Make it apart of your daily routine:
Keep a small composting bin in your kitchen and add food scraps as you go. I guarantee children will quickly become the compost police and want to carefully separate what goes into the compost rather than the garbage. Have them rip up newspaper, cardboard, and egg cartons to add to the mix. Hey, maybe they will even volunteer to mow and rake to contribute toward the compost. In the summer, I dump the kitchen compost bin right into the outdoor bin daily. In the winter I keep a 5 gallon bucket on my porch so I don’t have to trek out in the cold. Keep a routine simple and approachable so everyone will follow it.
Compost and observe:
Imagine you are making a big parfait! Layer brown, carbon rich matter with green, nitrogen rich matter, sprinkle with soil, and repeat. If the pile looks really wet and slimy, add more brown items. If it’s dry, add more green as well as a periodic watering. Check on the compost often so your children can observe the magical changes and you can trouble shoot as needed. Look out for millipedes, sowbugs, and earthworms that will call it home sweet home- working hard to breakdown the organic matter into compost.
The process takes awhile to breakdown and mature.
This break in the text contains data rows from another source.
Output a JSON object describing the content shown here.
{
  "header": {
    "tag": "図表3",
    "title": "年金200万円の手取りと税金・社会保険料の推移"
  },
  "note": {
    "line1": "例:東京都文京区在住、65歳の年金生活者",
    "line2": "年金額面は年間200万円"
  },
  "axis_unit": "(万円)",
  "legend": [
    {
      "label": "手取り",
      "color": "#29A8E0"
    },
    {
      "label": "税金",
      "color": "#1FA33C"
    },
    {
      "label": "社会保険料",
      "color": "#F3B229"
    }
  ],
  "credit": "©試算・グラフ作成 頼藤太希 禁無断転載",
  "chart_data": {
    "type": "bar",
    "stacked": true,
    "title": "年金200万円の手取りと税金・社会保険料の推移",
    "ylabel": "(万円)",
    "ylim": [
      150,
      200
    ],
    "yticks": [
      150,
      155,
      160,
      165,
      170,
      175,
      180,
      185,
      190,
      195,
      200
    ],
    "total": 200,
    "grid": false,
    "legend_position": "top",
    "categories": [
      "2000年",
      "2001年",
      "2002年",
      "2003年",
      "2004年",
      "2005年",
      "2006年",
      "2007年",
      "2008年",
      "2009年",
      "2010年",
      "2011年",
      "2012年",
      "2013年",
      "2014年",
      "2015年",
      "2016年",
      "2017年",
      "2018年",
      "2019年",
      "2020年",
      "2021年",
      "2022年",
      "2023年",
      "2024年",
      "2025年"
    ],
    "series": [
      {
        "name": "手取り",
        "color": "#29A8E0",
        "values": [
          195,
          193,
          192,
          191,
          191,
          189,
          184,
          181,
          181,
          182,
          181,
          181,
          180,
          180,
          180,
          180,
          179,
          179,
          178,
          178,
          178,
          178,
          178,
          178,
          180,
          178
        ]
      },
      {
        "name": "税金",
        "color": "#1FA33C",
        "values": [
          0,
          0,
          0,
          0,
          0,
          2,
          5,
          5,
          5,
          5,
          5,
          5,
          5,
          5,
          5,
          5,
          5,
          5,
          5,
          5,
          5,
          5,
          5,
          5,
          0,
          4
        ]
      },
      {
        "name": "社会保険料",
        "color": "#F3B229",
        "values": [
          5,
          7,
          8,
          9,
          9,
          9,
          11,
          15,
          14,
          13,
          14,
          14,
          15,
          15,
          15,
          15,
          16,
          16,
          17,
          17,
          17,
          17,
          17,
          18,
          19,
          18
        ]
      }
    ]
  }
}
I compost all year long, and do one big harvest in the spring. Once your compost resembles beautiful crumbly black soil, it is ready for use! Add it to your garden as mulch, top soil, or use as potting soil. Children will delight in the full circle process and it will likely influence their interest in gardening and nature. If you end up with too much for your own use, give little bags away to neighbors and friends!
Don’t be afraid to get messy, and learn alongside your children. Composting is pretty foolproof and can be done in small or yardless areas too! Bask in the good you are doing for the planet and let it inspire your family to think of other ways to practice a more sustainable lifestyle.